Would you be willing to risk your pension to further someone else’s political agenda?
But under environmental, social, and governance (ESG) investing criteria, that’s what happens.
It’s exactly as the name suggests: ESG invests funds into companies that promote green technology, diversity and inclusion, gender ideology, and other far-Left, divisive goals. At best, it’s biased. At worst, it’s violating pensioners’ rights and denying critical capital in hopes of stomping out the fossil fuel industry, which remains vital for our country’s future.
Politics aside, it’s also not a smart way to build your investment portfolio. ESG funds are consistently lagging in the S&P 500—after all, they are selected for politics, not their financial performance.
North Carolina is pushing back
When North Carolina’s public workers save for retirement, they should have peace of mind knowing that those put in charge of investing on their behalf are choosing the best return on investment—not the most radical.
To help give North Carolinians that peace of mind, leaders in Raleigh are taking action.

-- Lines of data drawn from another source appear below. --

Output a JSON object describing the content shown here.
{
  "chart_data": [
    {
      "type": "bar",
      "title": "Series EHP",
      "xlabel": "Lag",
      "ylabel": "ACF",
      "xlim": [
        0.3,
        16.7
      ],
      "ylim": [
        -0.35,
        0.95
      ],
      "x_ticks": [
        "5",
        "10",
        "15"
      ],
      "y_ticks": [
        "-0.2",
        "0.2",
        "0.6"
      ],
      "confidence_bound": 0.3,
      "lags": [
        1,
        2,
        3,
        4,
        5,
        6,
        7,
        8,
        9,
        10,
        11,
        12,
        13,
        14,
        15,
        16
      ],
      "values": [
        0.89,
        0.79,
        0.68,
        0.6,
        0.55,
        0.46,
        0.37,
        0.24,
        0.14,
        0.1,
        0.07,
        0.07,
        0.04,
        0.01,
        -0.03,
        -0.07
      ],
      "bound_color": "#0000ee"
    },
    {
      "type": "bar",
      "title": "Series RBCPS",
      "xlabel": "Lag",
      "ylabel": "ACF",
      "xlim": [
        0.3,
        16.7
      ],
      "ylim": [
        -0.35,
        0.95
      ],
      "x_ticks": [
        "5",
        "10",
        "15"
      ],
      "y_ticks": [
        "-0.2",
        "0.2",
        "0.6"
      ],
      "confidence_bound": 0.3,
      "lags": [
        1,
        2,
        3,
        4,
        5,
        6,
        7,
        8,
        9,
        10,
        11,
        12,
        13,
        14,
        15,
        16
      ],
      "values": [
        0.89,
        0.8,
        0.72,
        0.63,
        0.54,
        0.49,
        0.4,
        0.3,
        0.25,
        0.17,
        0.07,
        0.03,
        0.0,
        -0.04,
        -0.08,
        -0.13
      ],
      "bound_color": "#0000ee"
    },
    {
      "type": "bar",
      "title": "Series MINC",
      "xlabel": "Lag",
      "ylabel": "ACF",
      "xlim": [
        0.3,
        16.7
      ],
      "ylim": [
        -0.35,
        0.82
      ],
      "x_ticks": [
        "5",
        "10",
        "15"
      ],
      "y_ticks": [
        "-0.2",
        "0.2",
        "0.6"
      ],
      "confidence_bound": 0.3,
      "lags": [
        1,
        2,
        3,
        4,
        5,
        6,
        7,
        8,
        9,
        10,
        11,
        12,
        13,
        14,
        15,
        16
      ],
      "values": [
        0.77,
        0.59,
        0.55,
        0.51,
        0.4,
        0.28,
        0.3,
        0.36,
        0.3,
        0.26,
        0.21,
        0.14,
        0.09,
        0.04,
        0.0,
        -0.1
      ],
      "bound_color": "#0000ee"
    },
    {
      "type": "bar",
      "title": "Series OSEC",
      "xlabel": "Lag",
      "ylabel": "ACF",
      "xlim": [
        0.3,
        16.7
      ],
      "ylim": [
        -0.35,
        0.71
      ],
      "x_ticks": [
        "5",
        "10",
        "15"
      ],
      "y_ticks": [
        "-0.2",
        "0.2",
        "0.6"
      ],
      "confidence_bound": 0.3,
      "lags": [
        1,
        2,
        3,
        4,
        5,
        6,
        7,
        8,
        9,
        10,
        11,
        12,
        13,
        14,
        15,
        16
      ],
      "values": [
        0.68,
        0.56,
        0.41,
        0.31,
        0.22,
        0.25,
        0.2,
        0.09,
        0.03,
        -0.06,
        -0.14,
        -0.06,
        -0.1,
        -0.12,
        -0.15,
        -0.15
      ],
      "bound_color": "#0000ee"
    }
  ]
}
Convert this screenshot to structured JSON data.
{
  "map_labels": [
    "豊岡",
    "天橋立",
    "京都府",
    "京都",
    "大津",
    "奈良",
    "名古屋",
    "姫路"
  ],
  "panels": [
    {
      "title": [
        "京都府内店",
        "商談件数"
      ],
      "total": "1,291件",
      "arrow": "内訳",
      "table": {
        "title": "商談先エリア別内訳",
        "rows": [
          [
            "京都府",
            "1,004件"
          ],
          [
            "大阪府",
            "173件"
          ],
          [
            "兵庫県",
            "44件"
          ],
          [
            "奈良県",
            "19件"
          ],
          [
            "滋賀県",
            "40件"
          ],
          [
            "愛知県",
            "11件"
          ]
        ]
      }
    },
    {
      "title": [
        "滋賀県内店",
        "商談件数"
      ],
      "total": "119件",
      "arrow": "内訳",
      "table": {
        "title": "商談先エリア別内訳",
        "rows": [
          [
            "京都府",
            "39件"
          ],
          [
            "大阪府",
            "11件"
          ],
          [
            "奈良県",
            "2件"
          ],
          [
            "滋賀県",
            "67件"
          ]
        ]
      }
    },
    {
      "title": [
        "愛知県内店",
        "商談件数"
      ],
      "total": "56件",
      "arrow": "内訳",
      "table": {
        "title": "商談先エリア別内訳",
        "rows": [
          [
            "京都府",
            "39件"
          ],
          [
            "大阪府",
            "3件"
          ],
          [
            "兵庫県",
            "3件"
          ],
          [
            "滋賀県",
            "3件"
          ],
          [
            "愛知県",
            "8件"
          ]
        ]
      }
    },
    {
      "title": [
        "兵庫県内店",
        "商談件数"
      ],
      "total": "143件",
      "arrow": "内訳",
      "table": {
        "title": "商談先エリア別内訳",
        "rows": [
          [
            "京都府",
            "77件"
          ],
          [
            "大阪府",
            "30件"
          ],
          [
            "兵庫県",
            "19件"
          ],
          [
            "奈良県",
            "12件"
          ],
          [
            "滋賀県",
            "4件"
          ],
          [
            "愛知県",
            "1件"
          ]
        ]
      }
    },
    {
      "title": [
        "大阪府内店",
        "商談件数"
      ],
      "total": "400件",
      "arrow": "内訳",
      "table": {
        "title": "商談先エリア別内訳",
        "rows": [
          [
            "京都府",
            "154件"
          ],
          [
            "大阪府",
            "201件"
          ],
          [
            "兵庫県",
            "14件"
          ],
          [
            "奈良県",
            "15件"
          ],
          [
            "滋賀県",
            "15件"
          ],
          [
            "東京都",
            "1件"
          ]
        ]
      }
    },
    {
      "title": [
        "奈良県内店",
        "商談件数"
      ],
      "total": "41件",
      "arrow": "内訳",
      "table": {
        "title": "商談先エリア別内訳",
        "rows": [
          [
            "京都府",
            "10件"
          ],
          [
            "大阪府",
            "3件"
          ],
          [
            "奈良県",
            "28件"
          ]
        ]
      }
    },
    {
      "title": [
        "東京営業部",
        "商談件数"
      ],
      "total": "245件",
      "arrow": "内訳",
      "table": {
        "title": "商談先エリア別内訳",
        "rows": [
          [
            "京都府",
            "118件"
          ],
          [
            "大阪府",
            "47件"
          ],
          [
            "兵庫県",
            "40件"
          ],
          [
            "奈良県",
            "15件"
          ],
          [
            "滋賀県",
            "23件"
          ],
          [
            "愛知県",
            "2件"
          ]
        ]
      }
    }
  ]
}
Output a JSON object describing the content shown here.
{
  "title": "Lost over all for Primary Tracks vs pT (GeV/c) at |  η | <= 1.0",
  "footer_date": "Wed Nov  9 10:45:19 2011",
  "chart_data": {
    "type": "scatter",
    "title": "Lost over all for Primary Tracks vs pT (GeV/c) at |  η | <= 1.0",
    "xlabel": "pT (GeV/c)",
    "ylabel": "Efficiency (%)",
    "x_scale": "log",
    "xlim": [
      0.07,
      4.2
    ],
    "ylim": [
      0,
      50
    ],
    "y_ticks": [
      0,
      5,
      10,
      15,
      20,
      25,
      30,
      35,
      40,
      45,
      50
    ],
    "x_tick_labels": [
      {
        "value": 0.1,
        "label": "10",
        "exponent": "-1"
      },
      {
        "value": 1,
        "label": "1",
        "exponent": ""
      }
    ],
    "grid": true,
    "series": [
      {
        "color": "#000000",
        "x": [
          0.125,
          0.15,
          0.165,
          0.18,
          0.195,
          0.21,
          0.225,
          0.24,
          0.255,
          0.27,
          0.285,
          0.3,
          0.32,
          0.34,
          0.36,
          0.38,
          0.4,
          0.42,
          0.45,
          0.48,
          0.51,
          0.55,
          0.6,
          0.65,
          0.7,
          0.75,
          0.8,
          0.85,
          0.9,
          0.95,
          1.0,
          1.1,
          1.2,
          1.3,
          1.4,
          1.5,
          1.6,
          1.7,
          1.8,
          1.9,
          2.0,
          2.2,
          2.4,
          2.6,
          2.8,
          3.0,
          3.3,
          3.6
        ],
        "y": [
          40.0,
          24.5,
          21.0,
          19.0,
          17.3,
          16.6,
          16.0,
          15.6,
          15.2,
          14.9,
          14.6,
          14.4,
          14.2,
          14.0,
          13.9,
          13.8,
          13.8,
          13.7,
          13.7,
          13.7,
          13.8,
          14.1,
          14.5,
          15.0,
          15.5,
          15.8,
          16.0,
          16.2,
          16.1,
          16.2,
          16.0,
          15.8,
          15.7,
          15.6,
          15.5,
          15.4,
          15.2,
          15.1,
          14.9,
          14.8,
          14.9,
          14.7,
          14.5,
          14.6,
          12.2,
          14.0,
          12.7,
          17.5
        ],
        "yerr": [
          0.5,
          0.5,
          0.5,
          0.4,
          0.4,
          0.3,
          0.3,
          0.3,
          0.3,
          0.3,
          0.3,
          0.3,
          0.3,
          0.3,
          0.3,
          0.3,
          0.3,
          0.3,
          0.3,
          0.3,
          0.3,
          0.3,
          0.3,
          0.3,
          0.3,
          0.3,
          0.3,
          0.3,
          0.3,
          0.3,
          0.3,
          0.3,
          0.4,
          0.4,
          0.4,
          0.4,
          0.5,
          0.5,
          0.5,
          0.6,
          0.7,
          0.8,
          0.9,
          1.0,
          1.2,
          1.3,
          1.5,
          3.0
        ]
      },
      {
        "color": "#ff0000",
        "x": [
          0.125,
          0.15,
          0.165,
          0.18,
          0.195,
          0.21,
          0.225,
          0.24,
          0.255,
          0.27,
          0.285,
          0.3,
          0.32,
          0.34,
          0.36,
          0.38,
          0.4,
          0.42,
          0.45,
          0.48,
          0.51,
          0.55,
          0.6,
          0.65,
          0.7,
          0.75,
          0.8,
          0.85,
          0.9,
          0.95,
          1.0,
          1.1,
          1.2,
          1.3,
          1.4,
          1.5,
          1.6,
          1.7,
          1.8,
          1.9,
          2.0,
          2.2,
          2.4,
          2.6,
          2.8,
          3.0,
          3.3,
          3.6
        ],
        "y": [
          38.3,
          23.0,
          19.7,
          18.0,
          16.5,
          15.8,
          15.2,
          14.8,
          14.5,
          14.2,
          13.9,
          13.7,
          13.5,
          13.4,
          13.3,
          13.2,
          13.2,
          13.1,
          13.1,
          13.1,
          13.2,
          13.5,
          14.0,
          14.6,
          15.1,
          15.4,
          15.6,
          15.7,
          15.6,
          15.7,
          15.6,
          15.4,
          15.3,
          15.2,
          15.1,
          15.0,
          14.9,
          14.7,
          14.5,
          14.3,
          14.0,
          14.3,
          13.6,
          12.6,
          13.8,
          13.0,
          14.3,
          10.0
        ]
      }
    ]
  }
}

Last year, State Treasurer Dale Folwell wrote a letter to BlackRock CEO Larry Fink calling on him to resign or be removed from the asset management firm over his aggressive support for ESG. BlackRock is the world’s largest asset manager, overseeing roughly $9.5 trillion, including $14 billion in investments from the North Carolina Retirement System. Treasurer Folwell writes:
“Unfortunately, Mr. Fink’s political agenda has gotten in the way of his same fiduciary duty. A focus on ESG is not a focus on returns, and potentially could force us to violate our own fiduciary duty of loyalty. Ultimately, Mr. Fink’s continued ideological pressure could result in using ESG scores against states and local governments, lowering their credit ratings and thus driving up their cost of borrowing at taxpayers’ expense. This not only concerns me as the state treasurer and ‘keeper of the public purse,’ but as Chair of the N.C. State Banking Commission and the Local Government Commission.”
In the General Assembly, Senators David Craven, Warren Daniel, and Brad Overcash and Reps. Jason Saine, Destin Hall, Celeste Cairns, and Neal Jackson are leading on several bills that prohibit the prioritization of ESG criteria in public pensions and require that state employees’ investments be made on their potential for a high return.
North Carolina is in good company
Other states, including several of North Carolina’s neighbors, have taken important steps to protect their citizens—and those citizens’ pensions—from politically motivated investing.
In 2022, Missouri State Treasurer Scott Fitzpatrick announced a complete withdrawal of Missouri State Employees’ Retirement System (MOSERS) funds—half a billion dollars—from any investments managed by BlackRock due to its political agenda. This followed a MOSERS meeting in which the Board of Trustees required BlackRock to abstain from voting proxies due to concerns over ESG. When BlackRock refused to abstain from voting, the MOSERS Board voted to remove assets from BlackRock-managed funds.
This month, Florida Governor Ron DeSantis signed into law legislation that prohibits financial institutions from discriminating against customers for their religious, political, or social beliefs—like owning a firearm, securing the border, or increasing America’s energy independence. It also eliminates ESG from being considered by state and local governments when issuing bonds and making investment decisions, prioritizing return on investment over politics.
In Oklahoma Governor Kevin Stitt’s first State of the State Address, he called out ESG as an “attack on affordable domestic energy delivered by our oil and gas industry.” State Treasurer Todd Russ sent a letter to top financial institutions like BlackRock, Vanguard, JP Morgan, and others, demanding details of whether they are specifically boycotting energy companies. And legislators introduced legislation to prevent companies that actively engaged in economic boycotts from entering state contracts, to protect retired Oklahomans from politically motivated investing, and to allow Oklahoma to take back the power of its proxy votes on corporate boards.
Lastly, South Carolina: State Treasurer Curtis Loftis announced that the state would divest all $200 million in BlackRock holdings, on account of the firm’s far-Left, anti-fossil-fuel stance. In the state House, legislation is being considered that requires that any proxy shareholder votes in state investments are made only on pecuniary factors, or factors that have a material effect on risk or return on investment; and requires all investments in the state retirement system to be made according to factors that have a material impact on risk or return.